There seem to be dislocations everywhere. On the one hand in Europe, investors have some kind of peace dividend. On the other, everyone’s nervous about Donald Trump’s tariffs and a looming trade war. In the US, everyone’s optimistic about deregulation and a general Trump trade boost to markets. But at the same time, the consumer is wobbling because of tariffs, rates and inflation. And layoffs –not least Federal layoffs as Musk swings his so-called Department of Government Efficiency axe…hey maybe all that US exceptionalism was just a big Biden scam based on pumping money into the system? And Walmart – the bellwether stock was out with weak guidance last week.

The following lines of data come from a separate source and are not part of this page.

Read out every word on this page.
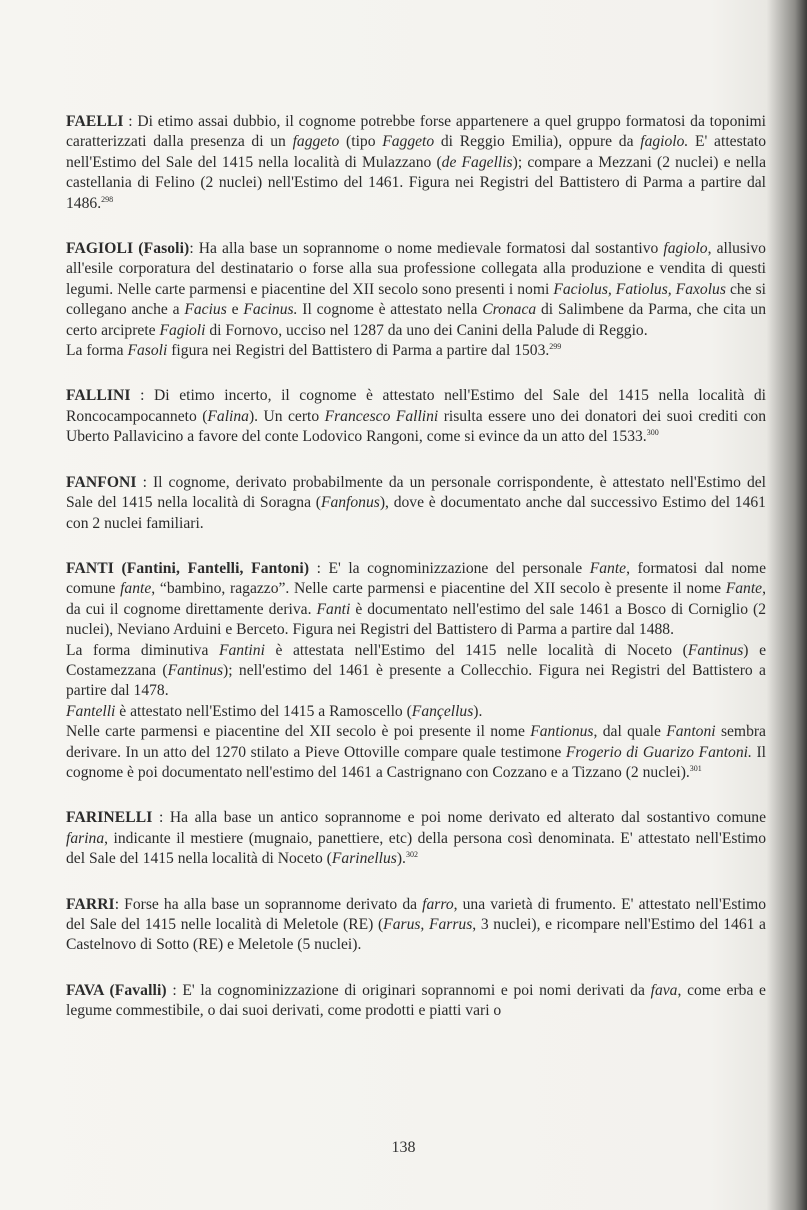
FAELLI : Di etimo assai dubbio, il cognome potrebbe forse appartenere a quel gruppo formatosi da toponimi caratterizzati dalla presenza di un faggeto (tipo Faggeto di Reggio Emilia), oppure da fagiolo. E' attestato nell'Estimo del Sale del 1415 nella località di Mulazzano (de Fagellis); compare a Mezzani (2 nuclei) e nella castellania di Felino (2 nuclei) nell'Estimo del 1461. Figura nei Registri del Battistero di Parma a partire dal 1486.$^{298}$

FAGIOLI (Fasoli): Ha alla base un soprannome o nome medievale formatosi dal sostantivo fagiolo, allusivo all'esile corporatura del destinatario o forse alla sua professione collegata alla produzione e vendita di questi legumi. Nelle carte parmensi e piacentine del XII secolo sono presenti i nomi Faciolus, Fatiolus, Faxolus che si collegano anche a Facius e Facinus. Il cognome è attestato nella Cronaca di Salimbene da Parma, che cita un certo arciprete Fagioli di Fornovo, ucciso nel 1287 da uno dei Canini della Palude di Reggio.

La forma Fasoli figura nei Registri del Battistero di Parma a partire dal 1503.$^{299}$

FALLINI : Di etimo incerto, il cognome è attestato nell'Estimo del Sale del 1415 nella località di Roncocampocanneto (Falina). Un certo Francesco Fallini risulta essere uno dei donatori dei suoi crediti con Uberto Pallavicino a favore del conte Lodovico Rangoni, come si evince da un atto del 1533.$^{300}$

FANFONI : Il cognome, derivato probabilmente da un personale corrispondente, è attestato nell'Estimo del Sale del 1415 nella località di Soragna (Fanfonus), dove è documentato anche dal successivo Estimo del 1461 con 2 nuclei familiari.

FANTI (Fantini, Fantelli, Fantoni) : E' la cognominizzazione del personale Fante, formatosi dal nome comune fante, “bambino, ragazzo”. Nelle carte parmensi e piacentine del XII secolo è presente il nome Fante, da cui il cognome direttamente deriva. Fanti è documentato nell'estimo del sale 1461 a Bosco di Corniglio (2 nuclei), Neviano Arduini e Berceto. Figura nei Registri del Battistero di Parma a partire dal 1488.

La forma diminutiva Fantini è attestata nell'Estimo del 1415 nelle località di Noceto (Fantinus) e Costamezzana (Fantinus); nell'estimo del 1461 è presente a Collecchio. Figura nei Registri del Battistero a partire dal 1478.

Fantelli è attestato nell'Estimo del 1415 a Ramoscello (Fançellus).

Nelle carte parmensi e piacentine del XII secolo è poi presente il nome Fantionus, dal quale Fantoni sembra derivare. In un atto del 1270 stilato a Pieve Ottoville compare quale testimone Frogerio di Guarizo Fantoni. Il cognome è poi documentato nell'estimo del 1461 a Castrignano con Cozzano e a Tizzano (2 nuclei).$^{301}$

FARINELLI : Ha alla base un antico soprannome e poi nome derivato ed alterato dal sostantivo comune farina, indicante il mestiere (mugnaio, panettiere, etc) della persona così denominata. E' attestato nell'Estimo del Sale del 1415 nella località di Noceto (Farinellus).$^{302}$

FARRI: Forse ha alla base un soprannome derivato da farro, una varietà di frumento. E' attestato nell'Estimo del Sale del 1415 nelle località di Meletole (RE) (Farus, Farrus, 3 nuclei), e ricompare nell'Estimo del 1461 a Castelnovo di Sotto (RE) e Meletole (5 nuclei).

FAVA (Favalli) : E' la cognominizzazione di originari soprannomi e poi nomi derivati da fava, come erba e legume commestibile, o dai suoi derivati, come prodotti e piatti vari o

138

When Walmart speaks you listen.
It all suggests that strong consumer spending and a strong labour market – the two pillars of the US story of growth in the last couple of years – are in question, just as the market is teetering on some very stretched valuations. There are a lot of dislocations right now – low volatility despite big events, and Europe’s rally in the face of tariffs.
Meanwhile, Donald Trump has done a mineral rights deal with Ukraine, it seems. This is getting into some pretty shady territory in terms of diplomacy and the art of the deal. I don’t like to presume anything anymore. But it could lead to some gains for some of the mid-cap uranium, rare earth and lithium miners in the US. Iron ore producer Ferrexpo rallied 7 per cent after the announcement, though has fallen 26 per cent year-to-date.